The bladder will not be able to hold as much as it once did, and the muscles that support it will have lost some strength, meaning that they may not be squeezing when you don’t need to go which can lead to an overactive bladder. All of this can send you to the bathroom more often, and some develop issues with urine leakage. 

While you may still have the urge to be sexually active, you may experience changes that cause vaginal dryness or erectile dysfunction as well as other health problems to go along with body image issues and stress playing roles.

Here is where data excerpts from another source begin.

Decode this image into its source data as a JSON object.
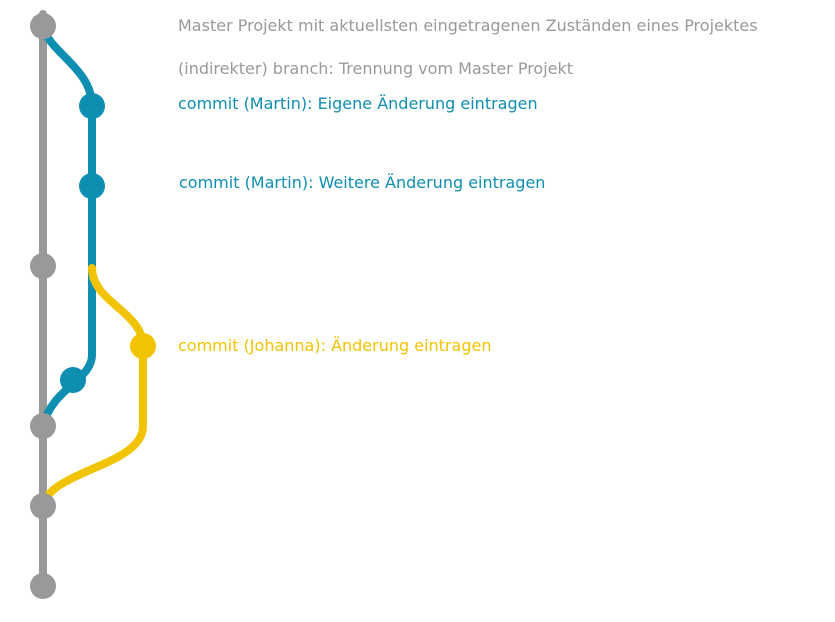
{
  "colors": {
    "master": "#999999",
    "martin": "#0e8eb1",
    "johanna": "#f2c300"
  },
  "labels": {
    "master": "Master Projekt mit aktuellsten eingetragenen Zuständen eines Projektes",
    "branch": "(indirekter) branch: Trennung vom Master Projekt",
    "commit_martin_1": "commit (Martin): Eigene Änderung eintragen",
    "commit_martin_2": "commit (Martin): Weitere Änderung eintragen",
    "commit_johanna": "commit (Johanna): Änderung eintragen"
  }
}
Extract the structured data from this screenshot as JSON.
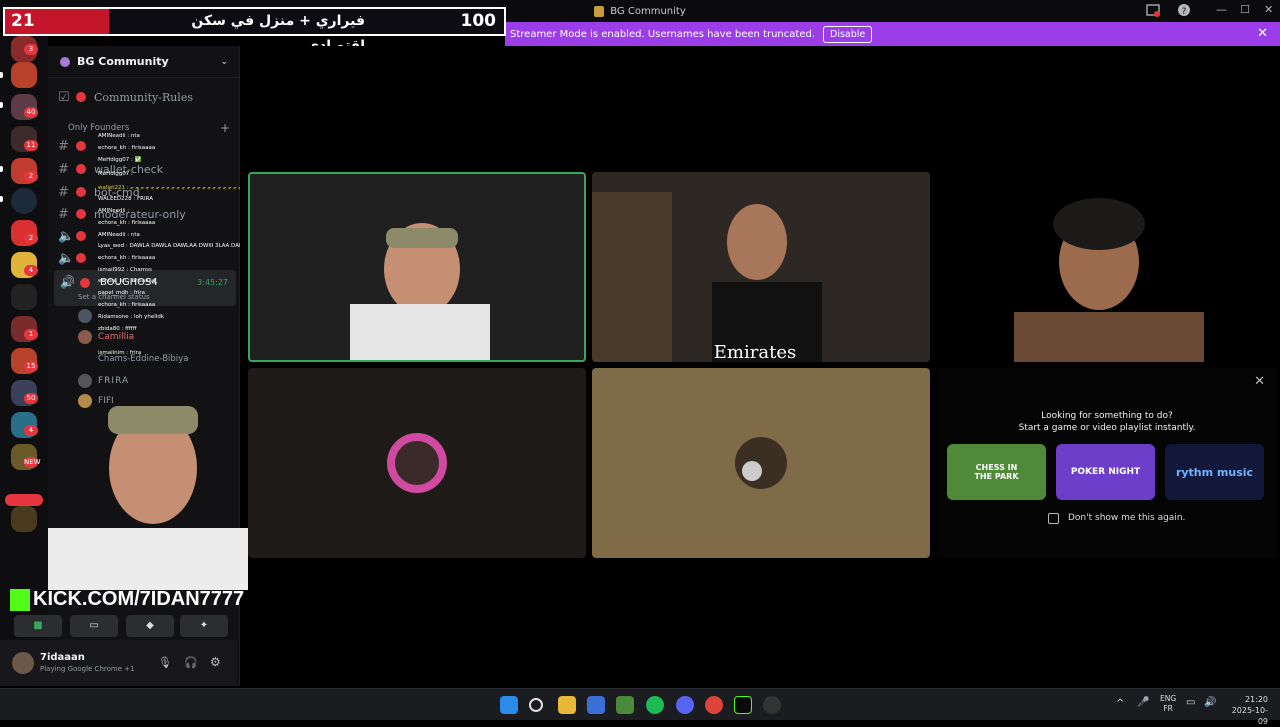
{
  "window": {
    "title": "BG Community"
  },
  "overlay": {
    "left_number": "21",
    "arabic_title": "فيراري + منزل في سكن اقتصادي",
    "right_number": "100",
    "kick_url": "KICK.COM/7IDAN7777"
  },
  "streamer_mode": {
    "message": "Streamer Mode is enabled. Usernames have been truncated.",
    "button": "Disable"
  },
  "server": {
    "name": "BG Community"
  },
  "channels": {
    "community_rules": "Community-Rules",
    "category": "Only Founders",
    "wallet": "wallet-check",
    "bot": "bot-cmd",
    "moderateur": "moderateur-only",
    "voice_stage_name": "BOUGHOS4",
    "voice_stage_time": "3:45:27",
    "voice_status": "Set a channel status",
    "members": [
      "Camillia",
      "Chams-Eddine-Bibiya",
      "FRIRA",
      "FIFI"
    ]
  },
  "chat_overlay": [
    "AMINeadii : nta",
    "echora_kh : firisaaaa",
    "MeHdigg07 : ✅",
    "MeHdigg07 :",
    "wallet221 : ﺟ ﺟ ﺟ ﺟ ﺟ ﺟ ﺟ ﺟ ﺟ ﺟ ﺟ ﺟ ﺟ ﺟ ﺟ ﺟ ﺟ ﺟ ﺟ ﺟ ﺟ ﺟ ﺟ ﺟ ﺟ ﺟ ﺟ ﺟ ﺟ ﺟ ﺟ ﺟ ﺟ ﺟ ﺟ ﺟ",
    "WALEED228 : FRIRA",
    "AMINeadii :",
    "echora_kh : firisaaaa",
    "AMINeadii : nta",
    "Lyas_wed : DAWLA DAWLA DAWLAA DWIII 3LAA DAWLAAAA LHOUKOMAA",
    "echora_kh : firisaaaa",
    "ismail992 : Chamss",
    "echora_kh : firisaaaa",
    "papel_mdh : frira",
    "echora_kh : firisaaaa",
    "Ridamsone : loh yhelldk",
    "zbida80 : ffffff",
    "ismailnim : frira"
  ],
  "user": {
    "name": "7idaaan",
    "status": "Playing Google Chrome +1"
  },
  "voice_controls": [
    "camera",
    "screen-share",
    "activity",
    "soundboard"
  ],
  "activity_popup": {
    "heading": "Looking for something to do?",
    "subheading": "Start a game or video playlist instantly.",
    "cards": [
      "CHESS IN THE PARK",
      "POKER NIGHT",
      "rythm music"
    ],
    "checkbox_label": "Don't show me this again."
  },
  "guild_badges": [
    "3",
    "40",
    "11",
    "2",
    "2",
    "4",
    "1",
    "15",
    "50",
    "4",
    "NEW"
  ],
  "taskbar": {
    "lang_top": "ENG",
    "lang_bottom": "FR",
    "time": "21:20",
    "date": "2025-10-09"
  },
  "colors": {
    "streamer_purple": "#9b3ee8",
    "overlay_red": "#c3162a",
    "kick_green": "#53fc18",
    "discord_red": "#e5353f",
    "active_green": "#3ba55d"
  }
}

Just because you are getting up there in years does not mean that you have to give up on sex, talk with your partner and doctor about what is and isn’t enjoyable along with any problems that you may be experiencing. 

Your vision will change in your elderhood, the pupils will react more slowly to changes in light because the eye muscles are not as strong as they once were and you will need more time to adjust when moving between light/dark and inside/outside. You may find it hard to pick out fine details because fewer cells are available to send messages from the eyes back to the brain. Additionally the lens gets thicker and more yellow making it harder to see in dim lighting and colours may be less vibrant.

Around one third of those between the ages of 65-74 and about half of those over the age of 70 will experience some form of hearing loss. High pitched sound may be hard to make out, some voices may become hard to hear, background noises may interfere more with conversations, and you may find it harder to hear everyday sounds. 

While we can’t run back the clock on aging, yet, there are many ways to stay healthy in your 70s and beyond. As throughout all of your life diet and exercise are very important. Make sure to monitor your health when it comes to watching for symptoms of disease. Remain socially active and challenge your brain to help fight mental decline. Make sure to consult with your doctor or certified medical professional about changes to your hearing, vision, digestion, and any other issues that you may be experiencing to help keep yourself thriving into your elderhood.